第72章
The minister laughed. "You'll not need it, friend. I know when the odds are too great." He held out his arms, and the men fettered them wrist to wrist. When they had finished he said calmly: " 'I have seen the wicked in great power, and spreading himself like a green bay tree. Yet he passed away, and, lo, he was not: yea, I sought him, but he could not be found.' "
My lord turned from him, and pointed to me. He kept his eyes upon my face while they shackled me hand and foot; then said abruptly, "You have cords there: bind his arms to his sides." The men wound the cords around me many times. "Draw them tight," commanded my lord.
There came a wrathful clank of the minister's chains. "The arm is torn and inflamed from shoulder to wrist, as I make no doubt you have been told!" he cried. "For very shame, man!"
"Draw them tighter," said my lord, between his teeth.
The men knotted the cords, and rose to their feet, to be dismissed by my lord with a curt "You may go." They drew back to the foot of the ladder, while the master of the ship went and perched himself upon one of the rungs. "The air is fresher here beneath the hatch," he remarked.

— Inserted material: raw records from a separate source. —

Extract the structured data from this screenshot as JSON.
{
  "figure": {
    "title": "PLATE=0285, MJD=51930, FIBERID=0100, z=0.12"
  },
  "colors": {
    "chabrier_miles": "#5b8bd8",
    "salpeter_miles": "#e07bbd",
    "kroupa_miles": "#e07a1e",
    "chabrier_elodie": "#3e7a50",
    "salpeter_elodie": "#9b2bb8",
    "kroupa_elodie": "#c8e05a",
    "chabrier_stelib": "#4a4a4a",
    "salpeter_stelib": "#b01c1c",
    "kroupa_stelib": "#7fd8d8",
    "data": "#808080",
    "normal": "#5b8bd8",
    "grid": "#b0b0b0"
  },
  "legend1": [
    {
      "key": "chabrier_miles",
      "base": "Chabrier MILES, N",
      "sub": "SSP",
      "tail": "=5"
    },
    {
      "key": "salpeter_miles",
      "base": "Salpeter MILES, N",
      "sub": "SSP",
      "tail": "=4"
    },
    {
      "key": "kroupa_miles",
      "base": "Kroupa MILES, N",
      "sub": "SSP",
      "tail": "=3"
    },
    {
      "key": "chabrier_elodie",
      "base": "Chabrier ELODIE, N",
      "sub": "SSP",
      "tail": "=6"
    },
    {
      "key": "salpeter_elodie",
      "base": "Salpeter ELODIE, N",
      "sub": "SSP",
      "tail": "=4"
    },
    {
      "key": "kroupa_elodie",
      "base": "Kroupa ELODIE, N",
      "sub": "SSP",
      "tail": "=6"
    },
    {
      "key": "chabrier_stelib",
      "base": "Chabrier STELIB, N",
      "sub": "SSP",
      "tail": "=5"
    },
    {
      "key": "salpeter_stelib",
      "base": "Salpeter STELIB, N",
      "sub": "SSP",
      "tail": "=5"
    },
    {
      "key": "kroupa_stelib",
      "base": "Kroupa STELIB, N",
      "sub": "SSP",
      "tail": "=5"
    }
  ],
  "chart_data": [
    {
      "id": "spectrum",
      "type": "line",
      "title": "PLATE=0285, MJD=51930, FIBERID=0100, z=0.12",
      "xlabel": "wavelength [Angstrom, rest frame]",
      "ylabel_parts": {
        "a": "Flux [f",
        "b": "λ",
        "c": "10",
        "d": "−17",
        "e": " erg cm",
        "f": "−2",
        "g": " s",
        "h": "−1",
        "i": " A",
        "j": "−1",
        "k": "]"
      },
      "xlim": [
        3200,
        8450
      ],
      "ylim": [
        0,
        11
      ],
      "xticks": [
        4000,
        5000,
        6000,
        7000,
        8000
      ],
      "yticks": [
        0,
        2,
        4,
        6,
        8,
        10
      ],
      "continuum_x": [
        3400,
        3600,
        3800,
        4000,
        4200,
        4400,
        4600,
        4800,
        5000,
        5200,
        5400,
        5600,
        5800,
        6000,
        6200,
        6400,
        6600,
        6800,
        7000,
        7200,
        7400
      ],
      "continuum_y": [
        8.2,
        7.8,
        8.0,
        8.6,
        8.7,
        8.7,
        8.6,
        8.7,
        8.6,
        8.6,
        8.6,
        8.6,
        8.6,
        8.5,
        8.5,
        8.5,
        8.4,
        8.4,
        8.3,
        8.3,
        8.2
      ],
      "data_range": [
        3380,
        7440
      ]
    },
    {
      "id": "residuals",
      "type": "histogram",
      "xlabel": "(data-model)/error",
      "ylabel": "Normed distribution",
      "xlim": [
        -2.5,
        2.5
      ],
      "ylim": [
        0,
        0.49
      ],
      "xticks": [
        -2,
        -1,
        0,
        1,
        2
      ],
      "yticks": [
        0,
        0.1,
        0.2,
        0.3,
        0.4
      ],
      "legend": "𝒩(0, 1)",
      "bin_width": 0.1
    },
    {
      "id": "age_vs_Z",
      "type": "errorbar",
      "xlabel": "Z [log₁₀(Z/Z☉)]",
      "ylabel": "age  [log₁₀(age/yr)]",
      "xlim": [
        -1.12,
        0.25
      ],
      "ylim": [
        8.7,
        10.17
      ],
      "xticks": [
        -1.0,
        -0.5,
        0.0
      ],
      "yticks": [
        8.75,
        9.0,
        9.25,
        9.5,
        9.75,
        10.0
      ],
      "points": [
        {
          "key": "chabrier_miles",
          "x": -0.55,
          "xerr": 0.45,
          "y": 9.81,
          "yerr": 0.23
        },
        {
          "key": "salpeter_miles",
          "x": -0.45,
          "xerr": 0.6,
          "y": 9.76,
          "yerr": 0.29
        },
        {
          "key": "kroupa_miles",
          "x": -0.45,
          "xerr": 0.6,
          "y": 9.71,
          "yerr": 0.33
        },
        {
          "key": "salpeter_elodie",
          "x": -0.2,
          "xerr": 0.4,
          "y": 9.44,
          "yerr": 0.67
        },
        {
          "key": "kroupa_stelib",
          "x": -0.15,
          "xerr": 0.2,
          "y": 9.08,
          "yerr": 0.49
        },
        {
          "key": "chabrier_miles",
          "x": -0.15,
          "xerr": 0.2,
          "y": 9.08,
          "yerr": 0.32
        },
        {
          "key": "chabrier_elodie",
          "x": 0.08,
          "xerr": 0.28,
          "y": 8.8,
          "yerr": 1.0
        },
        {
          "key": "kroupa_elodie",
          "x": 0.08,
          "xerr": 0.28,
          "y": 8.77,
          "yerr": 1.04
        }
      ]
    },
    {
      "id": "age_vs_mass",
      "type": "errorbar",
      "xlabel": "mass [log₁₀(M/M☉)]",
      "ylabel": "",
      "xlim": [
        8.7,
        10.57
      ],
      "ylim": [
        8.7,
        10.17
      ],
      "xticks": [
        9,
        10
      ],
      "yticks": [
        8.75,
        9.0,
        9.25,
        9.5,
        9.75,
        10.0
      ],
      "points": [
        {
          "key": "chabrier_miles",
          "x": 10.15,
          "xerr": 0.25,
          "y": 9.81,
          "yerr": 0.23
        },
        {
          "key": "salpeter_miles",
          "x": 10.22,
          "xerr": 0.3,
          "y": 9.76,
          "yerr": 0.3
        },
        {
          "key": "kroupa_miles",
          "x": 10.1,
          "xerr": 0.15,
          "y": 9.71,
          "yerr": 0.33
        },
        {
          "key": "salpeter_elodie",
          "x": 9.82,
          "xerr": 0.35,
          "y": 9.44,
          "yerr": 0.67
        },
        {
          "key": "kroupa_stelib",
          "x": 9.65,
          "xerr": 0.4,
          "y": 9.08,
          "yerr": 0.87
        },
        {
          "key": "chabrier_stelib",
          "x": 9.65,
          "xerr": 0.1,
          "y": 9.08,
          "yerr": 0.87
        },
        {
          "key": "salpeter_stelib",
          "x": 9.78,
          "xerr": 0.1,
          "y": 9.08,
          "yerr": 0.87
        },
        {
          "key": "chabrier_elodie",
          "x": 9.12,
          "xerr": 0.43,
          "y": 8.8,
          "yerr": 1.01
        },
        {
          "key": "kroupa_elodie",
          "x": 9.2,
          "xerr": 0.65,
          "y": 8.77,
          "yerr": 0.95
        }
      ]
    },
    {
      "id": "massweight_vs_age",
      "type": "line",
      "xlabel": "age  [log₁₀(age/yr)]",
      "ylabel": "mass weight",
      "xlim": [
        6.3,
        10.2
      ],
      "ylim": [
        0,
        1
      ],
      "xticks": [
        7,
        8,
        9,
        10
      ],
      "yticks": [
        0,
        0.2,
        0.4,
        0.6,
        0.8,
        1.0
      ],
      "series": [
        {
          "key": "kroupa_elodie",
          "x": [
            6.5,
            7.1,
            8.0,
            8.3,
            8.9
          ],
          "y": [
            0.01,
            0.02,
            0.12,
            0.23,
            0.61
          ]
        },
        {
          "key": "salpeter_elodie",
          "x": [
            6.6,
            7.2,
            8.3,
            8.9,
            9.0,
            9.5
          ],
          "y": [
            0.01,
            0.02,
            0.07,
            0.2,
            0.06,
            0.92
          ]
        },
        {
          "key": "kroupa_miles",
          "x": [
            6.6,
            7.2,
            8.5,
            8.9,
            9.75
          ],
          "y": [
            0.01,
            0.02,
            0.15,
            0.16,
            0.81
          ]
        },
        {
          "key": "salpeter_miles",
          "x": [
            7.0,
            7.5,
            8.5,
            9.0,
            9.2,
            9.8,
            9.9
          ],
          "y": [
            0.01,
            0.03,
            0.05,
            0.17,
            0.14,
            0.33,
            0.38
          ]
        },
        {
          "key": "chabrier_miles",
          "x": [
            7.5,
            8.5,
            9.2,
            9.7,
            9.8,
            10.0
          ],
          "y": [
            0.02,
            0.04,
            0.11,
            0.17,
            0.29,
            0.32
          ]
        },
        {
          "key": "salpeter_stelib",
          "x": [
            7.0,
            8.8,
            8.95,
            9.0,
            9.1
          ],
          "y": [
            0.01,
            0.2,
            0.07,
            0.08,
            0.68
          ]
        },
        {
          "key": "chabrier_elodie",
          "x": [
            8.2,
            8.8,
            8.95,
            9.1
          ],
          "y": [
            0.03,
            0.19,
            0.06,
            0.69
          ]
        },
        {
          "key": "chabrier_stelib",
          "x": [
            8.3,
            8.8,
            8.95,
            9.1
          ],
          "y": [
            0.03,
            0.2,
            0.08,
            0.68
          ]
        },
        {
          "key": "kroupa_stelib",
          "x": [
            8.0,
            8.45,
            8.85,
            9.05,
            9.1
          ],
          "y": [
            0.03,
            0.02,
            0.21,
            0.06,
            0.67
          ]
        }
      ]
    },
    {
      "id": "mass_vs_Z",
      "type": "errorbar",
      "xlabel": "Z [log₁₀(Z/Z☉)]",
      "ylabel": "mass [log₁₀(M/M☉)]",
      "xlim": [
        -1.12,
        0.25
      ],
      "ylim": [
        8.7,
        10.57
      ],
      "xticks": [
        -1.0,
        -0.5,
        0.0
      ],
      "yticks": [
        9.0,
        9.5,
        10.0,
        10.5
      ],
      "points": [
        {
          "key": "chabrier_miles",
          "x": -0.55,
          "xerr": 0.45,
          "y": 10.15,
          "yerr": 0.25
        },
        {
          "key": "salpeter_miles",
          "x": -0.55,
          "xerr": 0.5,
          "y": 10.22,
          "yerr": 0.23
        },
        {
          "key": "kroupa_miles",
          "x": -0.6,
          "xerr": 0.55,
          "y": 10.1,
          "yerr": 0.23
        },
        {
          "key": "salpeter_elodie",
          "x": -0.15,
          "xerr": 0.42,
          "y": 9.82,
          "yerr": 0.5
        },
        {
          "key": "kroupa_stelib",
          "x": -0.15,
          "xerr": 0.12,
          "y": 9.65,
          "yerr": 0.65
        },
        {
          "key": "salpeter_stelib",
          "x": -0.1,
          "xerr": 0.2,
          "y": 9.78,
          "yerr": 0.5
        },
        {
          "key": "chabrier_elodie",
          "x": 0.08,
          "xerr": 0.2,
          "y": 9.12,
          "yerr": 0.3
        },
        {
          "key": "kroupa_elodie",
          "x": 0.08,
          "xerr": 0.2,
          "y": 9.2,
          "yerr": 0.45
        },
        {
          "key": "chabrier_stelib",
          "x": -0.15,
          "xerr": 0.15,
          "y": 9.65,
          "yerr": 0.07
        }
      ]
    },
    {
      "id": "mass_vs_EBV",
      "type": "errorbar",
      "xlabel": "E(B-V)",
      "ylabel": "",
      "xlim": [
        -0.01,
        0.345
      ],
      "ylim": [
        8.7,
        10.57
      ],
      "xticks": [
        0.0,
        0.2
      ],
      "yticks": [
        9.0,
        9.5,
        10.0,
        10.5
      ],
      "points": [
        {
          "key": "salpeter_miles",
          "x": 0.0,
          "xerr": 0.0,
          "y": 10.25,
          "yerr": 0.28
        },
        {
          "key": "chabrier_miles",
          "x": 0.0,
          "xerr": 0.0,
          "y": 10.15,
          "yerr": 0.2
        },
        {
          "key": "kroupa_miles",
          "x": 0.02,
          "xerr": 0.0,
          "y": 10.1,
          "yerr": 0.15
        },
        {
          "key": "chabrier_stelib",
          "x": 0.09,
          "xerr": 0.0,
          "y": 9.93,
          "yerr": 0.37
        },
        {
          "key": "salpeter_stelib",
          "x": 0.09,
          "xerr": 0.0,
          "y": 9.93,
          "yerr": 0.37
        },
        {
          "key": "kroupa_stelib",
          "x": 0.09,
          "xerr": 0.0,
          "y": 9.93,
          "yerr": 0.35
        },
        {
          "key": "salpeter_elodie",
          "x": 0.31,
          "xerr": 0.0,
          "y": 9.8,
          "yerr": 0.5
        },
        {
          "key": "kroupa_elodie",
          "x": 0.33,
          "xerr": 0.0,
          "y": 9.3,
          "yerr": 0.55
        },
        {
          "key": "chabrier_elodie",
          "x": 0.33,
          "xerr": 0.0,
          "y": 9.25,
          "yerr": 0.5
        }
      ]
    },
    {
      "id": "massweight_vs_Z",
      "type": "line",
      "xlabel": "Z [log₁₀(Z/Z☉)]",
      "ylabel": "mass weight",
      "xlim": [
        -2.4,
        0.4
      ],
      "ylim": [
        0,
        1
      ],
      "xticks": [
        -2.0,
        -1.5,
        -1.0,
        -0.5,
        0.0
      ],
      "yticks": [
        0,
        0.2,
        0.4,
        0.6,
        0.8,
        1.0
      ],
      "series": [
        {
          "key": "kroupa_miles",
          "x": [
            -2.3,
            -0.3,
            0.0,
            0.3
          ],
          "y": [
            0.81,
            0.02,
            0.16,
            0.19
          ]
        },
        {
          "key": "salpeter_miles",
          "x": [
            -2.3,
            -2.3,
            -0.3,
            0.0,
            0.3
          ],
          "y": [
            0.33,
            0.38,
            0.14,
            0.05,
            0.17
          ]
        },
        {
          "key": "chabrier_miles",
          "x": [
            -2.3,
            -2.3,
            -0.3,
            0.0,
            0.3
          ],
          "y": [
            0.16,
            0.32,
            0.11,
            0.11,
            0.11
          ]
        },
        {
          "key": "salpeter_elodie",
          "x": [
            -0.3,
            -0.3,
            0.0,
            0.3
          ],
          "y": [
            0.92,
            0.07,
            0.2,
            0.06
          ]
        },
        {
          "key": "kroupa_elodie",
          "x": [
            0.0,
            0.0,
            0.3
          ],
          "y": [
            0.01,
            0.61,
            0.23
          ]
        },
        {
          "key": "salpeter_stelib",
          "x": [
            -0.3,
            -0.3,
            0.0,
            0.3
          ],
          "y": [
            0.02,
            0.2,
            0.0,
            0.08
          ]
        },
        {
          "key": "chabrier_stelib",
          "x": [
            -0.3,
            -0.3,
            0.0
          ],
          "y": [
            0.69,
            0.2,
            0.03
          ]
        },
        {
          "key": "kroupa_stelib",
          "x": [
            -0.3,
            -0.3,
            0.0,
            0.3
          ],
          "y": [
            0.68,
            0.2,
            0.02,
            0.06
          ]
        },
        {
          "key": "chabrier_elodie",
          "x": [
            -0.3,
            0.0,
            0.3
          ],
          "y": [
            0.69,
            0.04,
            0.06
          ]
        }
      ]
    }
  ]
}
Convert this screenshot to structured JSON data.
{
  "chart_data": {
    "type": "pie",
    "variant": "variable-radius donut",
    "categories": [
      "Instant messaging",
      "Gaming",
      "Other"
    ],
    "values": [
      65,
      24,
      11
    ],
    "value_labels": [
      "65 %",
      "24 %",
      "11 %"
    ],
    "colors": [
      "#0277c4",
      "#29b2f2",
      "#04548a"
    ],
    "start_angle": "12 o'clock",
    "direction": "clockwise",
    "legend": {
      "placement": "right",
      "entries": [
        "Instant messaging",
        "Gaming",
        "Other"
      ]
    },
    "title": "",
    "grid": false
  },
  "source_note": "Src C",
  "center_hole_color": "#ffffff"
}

As for me, though I lay at my enemy's feet, I could yet set my teeth and look him in the eyes. The cup was bitter, but I could drink it with an unmoved face.
"Art paid?" he demanded. "Art paid for the tree in the red forest without the haunted wood? Art paid, thou bridegroom?"
"No," I answered. "Bring her here to laugh at me as she laughed in the twilight beneath the guesthouse window."
I thought he would murder me with the poniard he drew, but presently he put it up.
"She is come to her senses," he said. "Up in the state cabin are bright lights, and wine and laughter. There are gentlewomen aboard, and I have been singing to the lute, to them - and to her.
She is saved from the peril into which you plunged her; she knows that the King's Court of High Commission, to say nothing of the hangman, will soon snap the fetters which she now shudders to think of; that the King and one besides will condone her past short madness. Her cheeks are roses, her eyes are stars. But now, when I pressed her hand between the verses of my song, she smiled and sighed and blushed. She is again the dutiful ward of the King, the Lady Jocelyn Leigh - she hath asked to be so called" -
"You lie," I said. "She is my true and noble wife. She may sit in the state cabin, in the air and warmth and light, she may even laugh with her lips, but her heart is here with me in the hold."
As I spoke, I knew, and knew not how I knew, that the thing which I had said was true. With that knowledge came a happiness so deep and strong that it swept aside like straw the torment of those cords, and the deeper hurt that I lay at his feet. I suppose my face altered, and mirrored that blessed glow about my heart, for into his own came a white fury, changing its beauty into something inhuman and terrifying. He looked a devil baffled. For a minute he stood there rigid, with hands clenched. "Embrace her heart, if thou canst," he said, in a voice so low that it came like a whisper from the realm he might have left. "I shall press my face against her bosom."
Another minute of a silence that I disdained to break; then he turned and went up the ladder. The seamen and the master followed. The hatch was clapped to and fastened, and we were left to the darkness and the heavy air, and to a grim endurance of what could not be cured.
During those hours of thirst and torment I came indeed to know the man who sat beside me. His hands were so fastened that he could not loosen the cords, and there was no water for him to give me; but he could and did bestow a higher alms, - the tenderness of a brother, the manly sympathy of a soldier, the balm of the priest of God. I lay in silence, and he spoke not often; but when he did so, there was that in the tone of his voice - Another cycle of pain, and I awoke from a half swoon, in which there was water to drink and no anguish, to hear him praying beside me. He ceased to speak, and in the darkness I heard him draw his breath hard and his great muscles crack. Suddenly there came a sharp sound of breaking iron, and a low "Thank Thee, Lord!" Another moment, and I felt his hands busy at the knotted cords. "I will have them off thee in a twinkling, Ralph," he said, "thanks to Him who taught my hands to war, and my arms to break in two a bow of steel." As he spoke, the cords loosened beneath his fingers.
I raised my head and laid it on his knee, and he put his great arm, with the broken chain dangling from it, around me, and, like a mother with a babe, crooned me to sleep with the twenty-third psalm.